Giornata mondiale degli abbracci e dell’educazione: due gesti per costruire il futuro
In questa settimana il calendario unisce due ricorrenze solo in apparenza distanti: la Giornata Mondiale degli Abbracci e la Giornata Internazionale dell’Educazione. Due occasioni che, lette insieme, raccontano molto di ciò di cui la nostra società ha oggi più bisogno: empatia e conoscenza.
L’abbraccio è uno dei gesti più semplici e universali, ma anche uno dei più potenti. Studi scientifici dimostrano che il contatto umano riduce lo stress, abbassa i livelli di cortisolo e favorisce il rilascio di ossitocina, l’ormone del benessere. È la prima forma di comunicazione che impariamo e resta, anche da adulti, un linguaggio capace di creare fiducia e connessione, soprattutto in un’epoca segnata da relazioni sempre più mediate dalla tecnologia.
Pochi giorni dopo, la Giornata Internazionale dell’Educazione ci ricorda che istruirsi non significa solo frequentare la scuola, ma sviluppare pensiero critico, consapevolezza e capacità di comprendere l’altro. L’educazione è uno strumento fondamentale per la libertà individuale e per la costruzione di società più giuste e pacifiche.

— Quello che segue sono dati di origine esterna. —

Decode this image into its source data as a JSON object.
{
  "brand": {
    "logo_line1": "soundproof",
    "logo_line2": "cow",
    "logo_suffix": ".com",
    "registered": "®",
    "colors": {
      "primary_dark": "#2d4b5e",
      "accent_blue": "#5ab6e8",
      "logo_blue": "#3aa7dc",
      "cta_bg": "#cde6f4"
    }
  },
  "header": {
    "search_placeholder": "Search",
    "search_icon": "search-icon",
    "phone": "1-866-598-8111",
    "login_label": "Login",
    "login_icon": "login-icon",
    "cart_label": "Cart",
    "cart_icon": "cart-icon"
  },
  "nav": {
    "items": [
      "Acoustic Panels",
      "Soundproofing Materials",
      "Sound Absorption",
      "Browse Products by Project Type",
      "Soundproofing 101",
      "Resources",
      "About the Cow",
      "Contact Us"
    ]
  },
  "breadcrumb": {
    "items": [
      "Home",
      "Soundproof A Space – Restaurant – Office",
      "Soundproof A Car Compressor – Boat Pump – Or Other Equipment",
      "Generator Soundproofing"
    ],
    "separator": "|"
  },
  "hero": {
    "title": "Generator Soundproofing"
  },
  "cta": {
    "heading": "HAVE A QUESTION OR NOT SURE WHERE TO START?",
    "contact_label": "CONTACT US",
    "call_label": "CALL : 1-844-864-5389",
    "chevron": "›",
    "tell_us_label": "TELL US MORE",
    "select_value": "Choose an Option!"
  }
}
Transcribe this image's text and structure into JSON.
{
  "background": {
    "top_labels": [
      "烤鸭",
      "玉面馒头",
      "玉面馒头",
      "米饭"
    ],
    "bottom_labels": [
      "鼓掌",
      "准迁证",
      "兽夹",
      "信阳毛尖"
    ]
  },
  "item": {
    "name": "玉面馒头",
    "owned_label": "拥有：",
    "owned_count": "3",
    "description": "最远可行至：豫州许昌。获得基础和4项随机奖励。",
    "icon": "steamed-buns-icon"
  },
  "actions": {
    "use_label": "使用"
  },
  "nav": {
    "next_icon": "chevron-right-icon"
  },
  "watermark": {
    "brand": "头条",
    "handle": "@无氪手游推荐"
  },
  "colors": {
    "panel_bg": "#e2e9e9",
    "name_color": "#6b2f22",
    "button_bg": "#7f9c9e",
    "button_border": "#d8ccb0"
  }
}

Il legame tra queste due giornate è profondo: non si può educare una mente senza considerare il cuore. Un ambiente affettivo e accogliente favorisce l’apprendimento, mentre una formazione continua rende le persone più aperte al dialogo e al rispetto reciproco.
Forse il messaggio più forte di queste ricorrenze è semplice: coltivare relazioni autentiche e non smettere mai di imparare. Perché il sapere ci rende liberi, ma è l’empatia a renderci davvero umani.